The |predictions| section in the :ref:`gen_script` defines how the dependent |cx| variables are sampled given the |px| model predictions:-

.. literalinclude:: 
    /_autogen/quick_start/builtin_gen_example/gen_sections/PREDICTIONS.pyml
    :language: pyml
    
|popy| samples |cdvcen| for each row of the data set, to create a synthetic noisy measurement at each time point for each individual.

.. _structure_of_data_file:

Structure of output synthetic data file
=================================================

The |cx| variables are saved to disk. For an example data file see :ref:`sum_link_builtin_gen_example_gen`. The first few lines of the 'synthetic_data.csv' are shown in (:numref:`table_synthetic_csv_data`) below:-

.. _table_synthetic_csv_data:

.. csv-table:: First 10 rows of 'synthetic_data.csv' file
    :header-rows: 1
    :file: ../../_autogen/quick_start/builtin_gen_example/builtin_gen_example.pyml_output/gen/synthetic_data_trunc.csv


This shows some of the typical properties of |popy|'s :ref:`input_data_format`, where the main fields are:-

* TYPE - Specifies either a dose or an observation row.
* ID - The identifier for a given subject.
* TIME - The time stamp of the row event.
* AMT - The size of the dose at a given time.
* DV_CENTRAL - The synthetic observed values.
* DV_CENTRAL_FLAG - Indicates valid measurement rows, 1=valid 0=ignore.
* orig_data_row - The data row number within an individual subject.


.. _random_seed_gen_script:

Controlling Random Seed in |popy| scripts
===========================================

Note that the .csv data file generated by :ref:`gen_script` on your own machine, will likely contain different values due to the random sampling of |re| realizations and then random noise added to each observation.

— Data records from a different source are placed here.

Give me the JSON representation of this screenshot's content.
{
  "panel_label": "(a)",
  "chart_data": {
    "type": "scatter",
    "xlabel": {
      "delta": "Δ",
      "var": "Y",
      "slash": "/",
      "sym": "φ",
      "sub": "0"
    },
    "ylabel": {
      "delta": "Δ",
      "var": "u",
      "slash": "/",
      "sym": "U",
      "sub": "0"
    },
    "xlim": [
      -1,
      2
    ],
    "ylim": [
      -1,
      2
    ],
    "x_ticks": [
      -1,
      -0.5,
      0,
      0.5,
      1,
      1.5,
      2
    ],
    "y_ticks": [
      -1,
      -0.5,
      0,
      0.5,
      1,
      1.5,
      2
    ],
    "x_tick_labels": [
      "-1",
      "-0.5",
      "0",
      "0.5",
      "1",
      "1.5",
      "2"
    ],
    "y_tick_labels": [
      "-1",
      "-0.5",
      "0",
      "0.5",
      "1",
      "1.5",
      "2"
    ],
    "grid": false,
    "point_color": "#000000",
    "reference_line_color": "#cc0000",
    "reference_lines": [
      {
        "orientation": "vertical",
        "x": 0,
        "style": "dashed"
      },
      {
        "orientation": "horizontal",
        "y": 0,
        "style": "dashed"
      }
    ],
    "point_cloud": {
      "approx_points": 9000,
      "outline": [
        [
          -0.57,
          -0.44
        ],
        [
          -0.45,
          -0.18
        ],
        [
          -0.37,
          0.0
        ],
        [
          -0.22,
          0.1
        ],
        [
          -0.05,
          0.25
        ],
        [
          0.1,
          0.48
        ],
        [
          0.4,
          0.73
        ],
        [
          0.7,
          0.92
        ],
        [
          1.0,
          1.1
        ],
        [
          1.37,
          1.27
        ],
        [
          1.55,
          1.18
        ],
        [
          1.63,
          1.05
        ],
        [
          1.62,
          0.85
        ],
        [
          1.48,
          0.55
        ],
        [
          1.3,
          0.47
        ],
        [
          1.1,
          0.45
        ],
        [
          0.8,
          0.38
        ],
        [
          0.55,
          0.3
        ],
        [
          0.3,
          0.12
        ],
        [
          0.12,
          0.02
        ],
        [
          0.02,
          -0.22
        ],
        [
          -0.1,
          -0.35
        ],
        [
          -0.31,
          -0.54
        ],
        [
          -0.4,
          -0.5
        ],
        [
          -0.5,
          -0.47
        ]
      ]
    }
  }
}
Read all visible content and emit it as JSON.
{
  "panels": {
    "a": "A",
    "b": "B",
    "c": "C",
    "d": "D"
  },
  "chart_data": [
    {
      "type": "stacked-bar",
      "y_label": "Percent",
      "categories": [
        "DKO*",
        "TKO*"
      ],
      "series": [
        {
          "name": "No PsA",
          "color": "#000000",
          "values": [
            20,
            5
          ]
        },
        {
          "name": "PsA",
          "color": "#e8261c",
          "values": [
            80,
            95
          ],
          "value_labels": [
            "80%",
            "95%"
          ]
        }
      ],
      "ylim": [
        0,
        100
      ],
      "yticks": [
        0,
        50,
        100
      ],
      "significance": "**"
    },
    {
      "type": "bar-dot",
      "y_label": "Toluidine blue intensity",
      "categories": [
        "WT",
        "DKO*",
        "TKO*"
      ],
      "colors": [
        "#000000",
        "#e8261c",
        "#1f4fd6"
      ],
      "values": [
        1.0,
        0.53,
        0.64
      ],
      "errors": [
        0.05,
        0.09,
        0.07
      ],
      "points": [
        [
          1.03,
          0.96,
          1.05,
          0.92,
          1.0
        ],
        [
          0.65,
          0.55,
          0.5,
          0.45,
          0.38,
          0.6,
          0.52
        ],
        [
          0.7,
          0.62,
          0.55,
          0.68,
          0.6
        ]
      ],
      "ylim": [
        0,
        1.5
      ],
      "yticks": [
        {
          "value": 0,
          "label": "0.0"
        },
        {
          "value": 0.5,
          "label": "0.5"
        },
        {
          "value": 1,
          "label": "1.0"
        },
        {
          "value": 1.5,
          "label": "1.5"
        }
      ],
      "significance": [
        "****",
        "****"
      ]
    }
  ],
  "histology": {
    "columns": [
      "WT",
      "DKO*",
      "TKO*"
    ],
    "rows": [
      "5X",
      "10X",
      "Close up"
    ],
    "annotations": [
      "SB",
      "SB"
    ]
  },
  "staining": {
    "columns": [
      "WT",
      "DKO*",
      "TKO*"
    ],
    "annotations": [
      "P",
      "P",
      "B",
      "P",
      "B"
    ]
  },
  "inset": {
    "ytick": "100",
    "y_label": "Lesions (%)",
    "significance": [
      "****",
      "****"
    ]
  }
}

If you wish to obtain new random results each time your re-run the :ref:`gen_script` then change the 'rand_seed' option to 'auto' as follows:-

.. code-block:: pyml

    METHOD_OPTIONS: {rand_seed: auto}

However if you re-run the :ref:`gen_script` with a fixed number, you should obtain exactly the same results on your machine as before, due to this setting:-

.. code-block:: pyml

    METHOD_OPTIONS: {rand_seed: 12345}
    
Using a fixed number for the 'rand_seed' makes any sampling process in |popy| replicable.